Кузьма улыбался, но в глазах его полыхнула злоба. Сам не заметил, как рука его потянулась к Борьке, стала бродить по шерсти. Пес покорно молчал под хозяйской ладонью.
– Там много было всякого и всяких. Политишонки ихние меня думали оттуда вытурить, но не вышло. Им, видите ли, притушить хотелось, чтобы все остановилось, чтобы все у них на привязи сидели и лаяли по команде. Они только о деньгах и власти думали, а у меня чертят полсотни… одно время было. Нет, я делал то, что считал правильным, и руководство было за меня. – Он нахмурился и смотрел хищно. Катя подалась немного назад, не в силах выдержать этот взгляд. – Отправили восвояси, когда уже окончательно плох стал, – добавил Кузьма и грустно улыбнулся. – По врачебным сужденьям. Так бы работал. Но они думают, развалюсь я, если еще по мне что попадет. Сказали: “Уезжай, Кузьма, поживи, повидай дочь, пока жив”. Я решил уехать, потому что отряда уже не было.

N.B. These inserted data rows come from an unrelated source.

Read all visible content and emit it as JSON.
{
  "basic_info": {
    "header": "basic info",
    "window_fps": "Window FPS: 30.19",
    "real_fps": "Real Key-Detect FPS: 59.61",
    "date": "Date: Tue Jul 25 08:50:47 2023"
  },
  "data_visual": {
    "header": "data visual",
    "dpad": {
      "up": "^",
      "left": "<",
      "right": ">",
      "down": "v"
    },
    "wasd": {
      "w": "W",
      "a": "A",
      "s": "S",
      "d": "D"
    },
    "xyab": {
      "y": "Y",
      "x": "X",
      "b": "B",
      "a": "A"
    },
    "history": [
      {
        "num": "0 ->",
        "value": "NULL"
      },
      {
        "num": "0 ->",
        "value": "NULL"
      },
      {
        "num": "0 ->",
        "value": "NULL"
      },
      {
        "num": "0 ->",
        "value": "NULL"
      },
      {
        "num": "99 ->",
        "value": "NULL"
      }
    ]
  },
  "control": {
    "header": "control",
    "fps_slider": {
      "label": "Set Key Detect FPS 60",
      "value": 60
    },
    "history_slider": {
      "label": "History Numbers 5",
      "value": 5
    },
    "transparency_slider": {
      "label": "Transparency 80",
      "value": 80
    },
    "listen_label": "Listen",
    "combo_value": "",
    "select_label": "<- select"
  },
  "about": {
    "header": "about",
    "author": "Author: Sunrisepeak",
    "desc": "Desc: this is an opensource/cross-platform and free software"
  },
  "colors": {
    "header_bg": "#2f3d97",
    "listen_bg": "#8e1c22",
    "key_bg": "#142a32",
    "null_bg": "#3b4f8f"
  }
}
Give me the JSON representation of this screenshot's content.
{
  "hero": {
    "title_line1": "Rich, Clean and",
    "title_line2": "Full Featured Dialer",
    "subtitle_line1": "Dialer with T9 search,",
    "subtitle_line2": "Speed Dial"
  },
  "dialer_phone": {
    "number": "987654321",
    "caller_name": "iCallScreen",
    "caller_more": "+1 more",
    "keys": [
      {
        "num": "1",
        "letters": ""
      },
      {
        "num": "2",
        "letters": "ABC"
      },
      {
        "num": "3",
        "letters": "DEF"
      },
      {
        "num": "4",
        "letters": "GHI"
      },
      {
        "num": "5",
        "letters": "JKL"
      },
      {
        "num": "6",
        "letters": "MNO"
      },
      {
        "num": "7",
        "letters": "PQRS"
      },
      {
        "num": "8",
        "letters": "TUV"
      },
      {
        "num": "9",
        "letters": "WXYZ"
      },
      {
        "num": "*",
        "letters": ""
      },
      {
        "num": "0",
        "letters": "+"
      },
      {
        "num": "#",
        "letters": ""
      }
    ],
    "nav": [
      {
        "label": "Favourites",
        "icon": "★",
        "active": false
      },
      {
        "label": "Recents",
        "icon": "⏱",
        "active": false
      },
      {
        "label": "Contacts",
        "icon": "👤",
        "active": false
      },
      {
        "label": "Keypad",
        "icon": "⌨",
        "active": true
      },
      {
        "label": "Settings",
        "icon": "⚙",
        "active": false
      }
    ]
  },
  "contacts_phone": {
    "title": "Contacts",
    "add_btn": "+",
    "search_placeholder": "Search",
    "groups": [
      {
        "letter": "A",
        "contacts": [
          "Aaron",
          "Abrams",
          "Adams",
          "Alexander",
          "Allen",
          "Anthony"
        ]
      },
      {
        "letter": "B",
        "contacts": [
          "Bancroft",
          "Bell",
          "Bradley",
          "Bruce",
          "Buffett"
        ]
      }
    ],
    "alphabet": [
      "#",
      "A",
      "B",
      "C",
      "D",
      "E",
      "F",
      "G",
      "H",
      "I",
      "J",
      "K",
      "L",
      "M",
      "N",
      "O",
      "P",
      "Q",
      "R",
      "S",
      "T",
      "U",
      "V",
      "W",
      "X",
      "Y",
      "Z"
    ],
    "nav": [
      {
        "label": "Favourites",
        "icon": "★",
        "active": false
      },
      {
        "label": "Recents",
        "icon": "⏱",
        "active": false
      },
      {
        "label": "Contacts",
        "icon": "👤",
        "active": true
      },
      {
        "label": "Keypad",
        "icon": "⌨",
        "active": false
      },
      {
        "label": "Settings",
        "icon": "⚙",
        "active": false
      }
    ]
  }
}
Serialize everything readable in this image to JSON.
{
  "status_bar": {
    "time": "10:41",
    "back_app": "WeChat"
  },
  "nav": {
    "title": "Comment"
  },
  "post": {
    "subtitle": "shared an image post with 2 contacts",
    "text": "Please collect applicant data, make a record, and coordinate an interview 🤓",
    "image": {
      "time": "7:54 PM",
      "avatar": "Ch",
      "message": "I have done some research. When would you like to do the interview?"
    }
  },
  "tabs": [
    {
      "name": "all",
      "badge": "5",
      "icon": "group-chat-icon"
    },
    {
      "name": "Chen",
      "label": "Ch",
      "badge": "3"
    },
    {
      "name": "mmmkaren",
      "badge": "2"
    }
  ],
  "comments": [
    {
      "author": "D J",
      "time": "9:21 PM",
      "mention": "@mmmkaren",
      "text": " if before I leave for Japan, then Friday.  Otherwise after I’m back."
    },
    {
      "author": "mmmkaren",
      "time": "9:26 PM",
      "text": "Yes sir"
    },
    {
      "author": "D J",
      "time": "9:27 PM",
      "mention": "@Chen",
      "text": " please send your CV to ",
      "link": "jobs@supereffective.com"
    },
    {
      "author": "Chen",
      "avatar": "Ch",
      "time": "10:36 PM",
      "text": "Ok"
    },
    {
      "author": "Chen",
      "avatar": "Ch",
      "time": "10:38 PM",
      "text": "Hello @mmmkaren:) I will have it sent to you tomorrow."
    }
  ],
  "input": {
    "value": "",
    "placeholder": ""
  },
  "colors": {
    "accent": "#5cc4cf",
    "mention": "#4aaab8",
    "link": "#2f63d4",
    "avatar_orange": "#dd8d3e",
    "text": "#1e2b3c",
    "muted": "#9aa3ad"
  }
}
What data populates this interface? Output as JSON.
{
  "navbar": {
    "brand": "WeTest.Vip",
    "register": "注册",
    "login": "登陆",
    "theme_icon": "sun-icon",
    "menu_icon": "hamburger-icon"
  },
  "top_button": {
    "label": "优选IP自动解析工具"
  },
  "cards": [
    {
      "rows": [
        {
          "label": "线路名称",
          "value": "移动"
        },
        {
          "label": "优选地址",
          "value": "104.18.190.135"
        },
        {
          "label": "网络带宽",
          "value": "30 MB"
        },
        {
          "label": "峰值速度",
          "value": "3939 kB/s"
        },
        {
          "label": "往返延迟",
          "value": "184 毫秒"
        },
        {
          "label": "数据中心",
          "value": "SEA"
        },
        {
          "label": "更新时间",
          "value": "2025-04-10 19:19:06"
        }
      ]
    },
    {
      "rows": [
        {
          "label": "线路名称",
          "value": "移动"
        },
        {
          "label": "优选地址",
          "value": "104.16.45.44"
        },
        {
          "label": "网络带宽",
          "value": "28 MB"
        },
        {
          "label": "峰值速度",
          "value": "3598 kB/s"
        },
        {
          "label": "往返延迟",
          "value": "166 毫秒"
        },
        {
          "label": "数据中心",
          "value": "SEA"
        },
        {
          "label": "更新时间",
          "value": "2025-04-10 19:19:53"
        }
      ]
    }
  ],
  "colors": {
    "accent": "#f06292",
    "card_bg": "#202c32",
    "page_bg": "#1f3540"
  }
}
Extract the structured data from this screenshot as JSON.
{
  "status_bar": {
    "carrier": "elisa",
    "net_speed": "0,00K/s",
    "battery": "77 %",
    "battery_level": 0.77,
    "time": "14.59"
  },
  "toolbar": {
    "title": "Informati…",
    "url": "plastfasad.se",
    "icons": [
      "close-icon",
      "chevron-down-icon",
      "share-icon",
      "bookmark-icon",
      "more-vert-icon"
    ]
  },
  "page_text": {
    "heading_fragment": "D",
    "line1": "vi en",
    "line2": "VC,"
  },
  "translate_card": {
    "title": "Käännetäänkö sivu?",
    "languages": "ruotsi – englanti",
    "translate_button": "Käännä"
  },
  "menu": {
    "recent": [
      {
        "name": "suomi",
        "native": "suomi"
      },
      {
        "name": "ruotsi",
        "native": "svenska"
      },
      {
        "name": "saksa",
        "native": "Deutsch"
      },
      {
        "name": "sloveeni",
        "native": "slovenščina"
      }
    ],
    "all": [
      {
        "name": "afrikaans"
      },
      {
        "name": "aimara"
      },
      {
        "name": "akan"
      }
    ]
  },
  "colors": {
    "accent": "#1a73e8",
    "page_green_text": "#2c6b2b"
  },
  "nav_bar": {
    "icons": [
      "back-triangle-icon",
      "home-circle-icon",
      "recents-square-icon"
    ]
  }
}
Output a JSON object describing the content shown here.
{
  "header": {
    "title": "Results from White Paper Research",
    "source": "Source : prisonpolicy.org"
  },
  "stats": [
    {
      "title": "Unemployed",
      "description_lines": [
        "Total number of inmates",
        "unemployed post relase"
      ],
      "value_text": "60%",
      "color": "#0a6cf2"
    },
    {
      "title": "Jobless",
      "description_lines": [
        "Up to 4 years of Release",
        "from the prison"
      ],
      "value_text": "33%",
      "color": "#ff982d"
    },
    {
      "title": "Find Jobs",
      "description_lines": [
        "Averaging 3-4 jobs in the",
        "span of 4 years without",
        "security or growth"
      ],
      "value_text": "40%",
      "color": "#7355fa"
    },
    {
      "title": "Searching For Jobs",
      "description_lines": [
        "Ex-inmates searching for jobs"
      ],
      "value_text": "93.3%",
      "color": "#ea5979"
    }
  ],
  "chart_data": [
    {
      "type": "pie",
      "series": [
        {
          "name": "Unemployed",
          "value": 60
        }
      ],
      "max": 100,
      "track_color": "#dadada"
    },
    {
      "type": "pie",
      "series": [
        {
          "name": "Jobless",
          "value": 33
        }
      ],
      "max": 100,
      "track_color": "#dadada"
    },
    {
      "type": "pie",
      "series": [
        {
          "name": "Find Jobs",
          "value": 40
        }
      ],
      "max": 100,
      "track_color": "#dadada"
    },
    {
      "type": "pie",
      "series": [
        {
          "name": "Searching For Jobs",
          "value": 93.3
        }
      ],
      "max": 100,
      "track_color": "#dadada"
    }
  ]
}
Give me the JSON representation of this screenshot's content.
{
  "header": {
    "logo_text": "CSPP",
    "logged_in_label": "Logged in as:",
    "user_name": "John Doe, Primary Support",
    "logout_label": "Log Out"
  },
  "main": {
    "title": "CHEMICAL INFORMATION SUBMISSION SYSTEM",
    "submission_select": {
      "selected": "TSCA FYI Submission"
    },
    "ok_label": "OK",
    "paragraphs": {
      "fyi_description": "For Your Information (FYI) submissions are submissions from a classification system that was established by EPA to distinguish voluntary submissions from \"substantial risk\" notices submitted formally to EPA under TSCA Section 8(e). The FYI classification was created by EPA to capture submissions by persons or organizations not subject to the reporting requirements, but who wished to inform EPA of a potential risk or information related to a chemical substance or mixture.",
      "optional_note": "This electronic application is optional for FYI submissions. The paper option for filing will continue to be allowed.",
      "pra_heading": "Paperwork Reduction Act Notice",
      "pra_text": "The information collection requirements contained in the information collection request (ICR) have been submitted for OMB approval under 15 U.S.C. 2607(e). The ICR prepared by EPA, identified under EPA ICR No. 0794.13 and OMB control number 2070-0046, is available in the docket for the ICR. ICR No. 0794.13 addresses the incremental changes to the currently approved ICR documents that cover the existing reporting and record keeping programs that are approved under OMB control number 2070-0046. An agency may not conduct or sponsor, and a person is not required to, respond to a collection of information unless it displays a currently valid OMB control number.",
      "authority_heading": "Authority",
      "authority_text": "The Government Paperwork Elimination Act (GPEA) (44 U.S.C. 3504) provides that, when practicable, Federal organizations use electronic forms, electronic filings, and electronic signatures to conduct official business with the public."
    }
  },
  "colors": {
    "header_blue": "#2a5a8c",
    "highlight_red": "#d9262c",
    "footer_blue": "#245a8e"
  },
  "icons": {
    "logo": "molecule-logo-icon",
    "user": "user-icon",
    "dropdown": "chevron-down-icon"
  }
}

– То есть вас комиссовали по состоянию здоровья?
– Неважно, как это называть. Политишонки хотели меня выдавить, но не сумели. Вот это запиши. А остальное неважно. Сейчас я здесь.
– Похоже, вы не слишком рады снова быть дома? – удивилась Катя.
Кузьма думал долго. Он ерзал на неудобном пластиковом стуле и хотел пить. Становилось жарко, и хотя перед ним была зеленая девчонка, он чувствовал себя как на экзамене.
– Я рад, – сказал он, понимая, что молчит слишком долго.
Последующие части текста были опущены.